To say that Joseph Altuzarra has had a good week would be an understatement. On Thursday, the designer joined Kering’s luxury portfolio, a move that should set him up to international exposure and further grow his label. On Saturday night, the designer built on the big news with a spring collection that could best be described as simply beautiful.

A study in tony chic, Altuzarra took elements of past collections — exquisite draping, ethnic touches and plays on men’s wear — and pulled them together with confidence and panache.
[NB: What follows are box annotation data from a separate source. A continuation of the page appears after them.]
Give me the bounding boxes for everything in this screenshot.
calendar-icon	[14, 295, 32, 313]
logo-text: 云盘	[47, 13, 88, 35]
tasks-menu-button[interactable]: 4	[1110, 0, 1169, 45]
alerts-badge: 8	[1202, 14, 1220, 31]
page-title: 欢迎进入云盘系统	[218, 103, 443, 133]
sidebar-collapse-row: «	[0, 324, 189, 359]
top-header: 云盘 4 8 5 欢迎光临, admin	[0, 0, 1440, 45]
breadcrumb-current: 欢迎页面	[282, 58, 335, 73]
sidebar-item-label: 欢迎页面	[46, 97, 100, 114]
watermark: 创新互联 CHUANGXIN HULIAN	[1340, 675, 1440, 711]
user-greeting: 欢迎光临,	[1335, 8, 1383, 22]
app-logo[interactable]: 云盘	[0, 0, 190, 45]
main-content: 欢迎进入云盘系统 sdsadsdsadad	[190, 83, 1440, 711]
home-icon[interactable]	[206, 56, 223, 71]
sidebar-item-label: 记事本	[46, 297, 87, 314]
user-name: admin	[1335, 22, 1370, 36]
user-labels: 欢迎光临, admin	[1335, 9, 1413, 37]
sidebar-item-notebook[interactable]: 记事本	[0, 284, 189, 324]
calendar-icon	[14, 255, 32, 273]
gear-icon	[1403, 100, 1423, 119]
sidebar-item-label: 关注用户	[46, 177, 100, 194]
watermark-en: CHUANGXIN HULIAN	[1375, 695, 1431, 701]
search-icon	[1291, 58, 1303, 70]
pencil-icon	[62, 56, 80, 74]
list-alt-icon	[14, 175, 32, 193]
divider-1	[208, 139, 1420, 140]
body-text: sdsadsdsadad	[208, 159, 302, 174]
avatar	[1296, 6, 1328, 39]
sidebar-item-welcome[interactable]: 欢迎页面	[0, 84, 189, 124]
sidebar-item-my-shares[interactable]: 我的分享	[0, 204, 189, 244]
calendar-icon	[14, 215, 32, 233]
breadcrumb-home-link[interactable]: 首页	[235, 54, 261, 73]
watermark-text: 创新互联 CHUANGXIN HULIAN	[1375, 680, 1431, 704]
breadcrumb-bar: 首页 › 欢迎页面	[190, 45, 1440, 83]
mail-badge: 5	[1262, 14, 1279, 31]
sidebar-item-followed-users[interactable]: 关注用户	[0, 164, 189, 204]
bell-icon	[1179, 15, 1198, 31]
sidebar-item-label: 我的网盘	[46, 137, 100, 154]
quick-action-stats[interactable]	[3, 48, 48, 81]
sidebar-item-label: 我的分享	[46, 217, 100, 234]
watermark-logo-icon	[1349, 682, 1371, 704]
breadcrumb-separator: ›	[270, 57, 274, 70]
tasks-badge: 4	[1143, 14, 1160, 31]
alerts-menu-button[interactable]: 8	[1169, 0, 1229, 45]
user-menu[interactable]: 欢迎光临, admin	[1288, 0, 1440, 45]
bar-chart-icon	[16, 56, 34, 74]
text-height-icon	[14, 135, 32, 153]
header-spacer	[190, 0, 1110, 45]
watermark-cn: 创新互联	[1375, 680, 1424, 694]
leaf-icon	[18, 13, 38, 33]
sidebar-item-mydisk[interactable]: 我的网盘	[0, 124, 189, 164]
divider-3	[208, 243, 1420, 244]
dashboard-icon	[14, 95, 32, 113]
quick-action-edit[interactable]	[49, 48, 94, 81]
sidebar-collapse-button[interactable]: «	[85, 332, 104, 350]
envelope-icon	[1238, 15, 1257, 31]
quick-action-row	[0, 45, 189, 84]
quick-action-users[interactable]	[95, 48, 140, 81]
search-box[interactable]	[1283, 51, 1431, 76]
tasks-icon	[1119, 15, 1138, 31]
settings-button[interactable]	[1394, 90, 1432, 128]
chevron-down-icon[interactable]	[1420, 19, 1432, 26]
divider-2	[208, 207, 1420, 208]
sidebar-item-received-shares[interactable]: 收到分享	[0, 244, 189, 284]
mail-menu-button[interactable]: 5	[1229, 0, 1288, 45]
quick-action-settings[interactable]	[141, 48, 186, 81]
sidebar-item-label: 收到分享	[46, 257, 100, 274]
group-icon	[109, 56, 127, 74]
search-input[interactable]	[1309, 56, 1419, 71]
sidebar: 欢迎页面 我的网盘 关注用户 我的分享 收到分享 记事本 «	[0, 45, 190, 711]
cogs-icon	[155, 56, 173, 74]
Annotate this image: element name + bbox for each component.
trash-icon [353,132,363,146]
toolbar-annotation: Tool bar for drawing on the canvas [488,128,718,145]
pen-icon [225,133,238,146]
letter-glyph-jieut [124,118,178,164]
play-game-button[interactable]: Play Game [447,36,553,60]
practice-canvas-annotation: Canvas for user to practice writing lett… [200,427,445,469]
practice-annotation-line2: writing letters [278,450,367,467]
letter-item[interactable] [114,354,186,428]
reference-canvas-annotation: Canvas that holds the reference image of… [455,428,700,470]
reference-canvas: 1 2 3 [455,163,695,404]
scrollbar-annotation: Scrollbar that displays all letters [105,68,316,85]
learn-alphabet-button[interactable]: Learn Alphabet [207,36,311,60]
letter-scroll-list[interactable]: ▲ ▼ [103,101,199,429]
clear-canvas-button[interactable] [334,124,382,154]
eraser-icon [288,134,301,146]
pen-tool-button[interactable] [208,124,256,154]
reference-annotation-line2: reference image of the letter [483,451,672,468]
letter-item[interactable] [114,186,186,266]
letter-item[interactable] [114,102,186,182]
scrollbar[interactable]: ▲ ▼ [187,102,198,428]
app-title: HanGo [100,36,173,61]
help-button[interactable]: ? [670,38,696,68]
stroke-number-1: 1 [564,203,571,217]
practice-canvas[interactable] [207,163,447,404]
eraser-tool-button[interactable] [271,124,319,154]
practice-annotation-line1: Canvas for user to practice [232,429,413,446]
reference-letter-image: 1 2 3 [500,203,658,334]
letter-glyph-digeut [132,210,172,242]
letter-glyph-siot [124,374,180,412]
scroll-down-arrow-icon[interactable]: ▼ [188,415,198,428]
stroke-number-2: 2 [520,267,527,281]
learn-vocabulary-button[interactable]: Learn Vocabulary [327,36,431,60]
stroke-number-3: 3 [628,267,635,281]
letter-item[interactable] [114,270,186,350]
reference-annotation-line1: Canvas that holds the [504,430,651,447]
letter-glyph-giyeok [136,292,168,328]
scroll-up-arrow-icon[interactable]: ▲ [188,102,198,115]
Boro, the Japanese technique used by fishermen and farmers to patch together rags and everyday garments, provided the starting point. Backstage before the show, Altuzarra explained that the theme evolved into “this idea of effortless ease of a shirt and a skirt, bits of patchworking, soft layering and handwork that’s done in a humble way.”

He had no reason to be humble. Altuzarra deconstructed men’s shirts with a fresh eye, tucking some into draped, elongated skirts. The effect was casual with a studied imperfection. The same could be said of the loose strings that dangled from many of the skirts. Rather than disheveled, the detail looked interesting and added to the collection’s Parisian sophistication and sensuality. Surface elements were also executed with graceful control: An elegant trompe l’oeil navy dress that looked like a knit top layered over a long skirt had just the right amount of embroidery and delicate jewel adornment.

The collection will easily translate into chic adult wardrobes. It was mature in the most positive sense of the word, right down to the last few exits of terrific draped-and-tied dresses in a shimmering metal silk thread. They were glamorous, but in a quieter, less formal way, and like the rest of the clothes, demonstrated Altuzarra’s confidence and knowledge of desire in fashion.